About metachory

Virtualization has provided a vehicle for people to gain flexibility and security in utilizing computing resources. At the same time, distributed systems have emerged to support large workloads and efficient use of clustered resources. Such distributed systems are often highly specialized and require considerable effort on behalf of the application developer, end-user, system administrator or some combination of all three to use. As a result, it is difficult, if not impossible, for ordinary end-users to take advantage of large-scale distributed computing.

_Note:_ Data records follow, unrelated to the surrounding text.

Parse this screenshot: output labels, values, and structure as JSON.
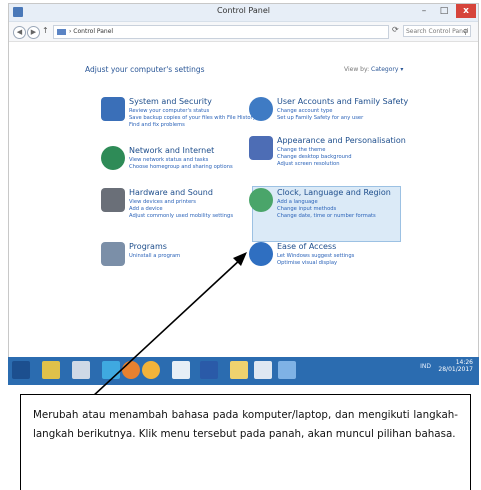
{
  "window": {
    "title": "Control Panel",
    "min": "–",
    "max": "□",
    "close": "x"
  },
  "address": {
    "path": "› Control Panel",
    "search_placeholder": "Search Control Panel"
  },
  "main": {
    "heading": "Adjust your computer's settings",
    "viewby_label": "View by:",
    "viewby_value": "Category ▾"
  },
  "categories": [
    {
      "title": "System and Security",
      "links": [
        "Review your computer's status",
        "Save backup copies of your files with File History",
        "Find and fix problems"
      ],
      "color": "#3a6fb8"
    },
    {
      "title": "Network and Internet",
      "links": [
        "View network status and tasks",
        "Choose homegroup and sharing options"
      ],
      "color": "#2e8b57"
    },
    {
      "title": "Hardware and Sound",
      "links": [
        "View devices and printers",
        "Add a device",
        "Adjust commonly used mobility settings"
      ],
      "color": "#6a6f78"
    },
    {
      "title": "Programs",
      "links": [
        "Uninstall a program"
      ],
      "color": "#7b8fa8"
    },
    {
      "title": "User Accounts and Family Safety",
      "links": [
        "Change account type",
        "Set up Family Safety for any user"
      ],
      "color": "#3f7bc4"
    },
    {
      "title": "Appearance and Personalisation",
      "links": [
        "Change the theme",
        "Change desktop background",
        "Adjust screen resolution"
      ],
      "color": "#4d6db5"
    },
    {
      "title": "Clock, Language and Region",
      "links": [
        "Add a language",
        "Change input methods",
        "Change date, time or number formats"
      ],
      "color": "#4aa56a"
    },
    {
      "title": "Ease of Access",
      "links": [
        "Let Windows suggest settings",
        "Optimise visual display"
      ],
      "color": "#2f6fc1"
    }
  ],
  "taskbar": {
    "lang": "IND",
    "time": "14:26",
    "date": "28/01/2017"
  },
  "callout": {
    "text": "Merubah atau menambah bahasa pada komputer/laptop, dan mengikuti langkah-langkah berikutnya. Klik menu tersebut pada panah, akan muncul pilihan bahasa."
  }
}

To address these problems, we have created a new OS kernel that virtualizes only the exceptional aspects of native program execution such as system calls, page faults, signals, and file system interactions. Combined with a distributed coherence mechanism, our kernel proves to be a feasible approach to creating a general purpose distributed system that is not only simple to install, configure, and maintain but, more importantly, easy to use. Our approach provides a foundation for supporting execution of unmodified native applications - at nearly-native speed - by ordinary end-users without administrative or special privileges (e.g., "root") as well as transparent process migration and checkpointing.

Metachory was originally conceived in 2004 by Rick Kennell. Work proceeded for about a year before pausing due to lack of time. The project restarted in 2008 with Jeff Turkstra and began a period of intensive development. Metachory represents the culmination of Jeff's doctoral thesis and was made available in May of 2013 as part of his dissertation.

The name metachory comes from a latinization of the made-up Greek word "μεταχωρη." This word is composed of the prefix "meta-" meaning "beyond", "after", or "transcend" and the root "chory" (or "choric") meaning "space" or "place." Combining the two results in "metachory" meaning roughly "transcendence of place."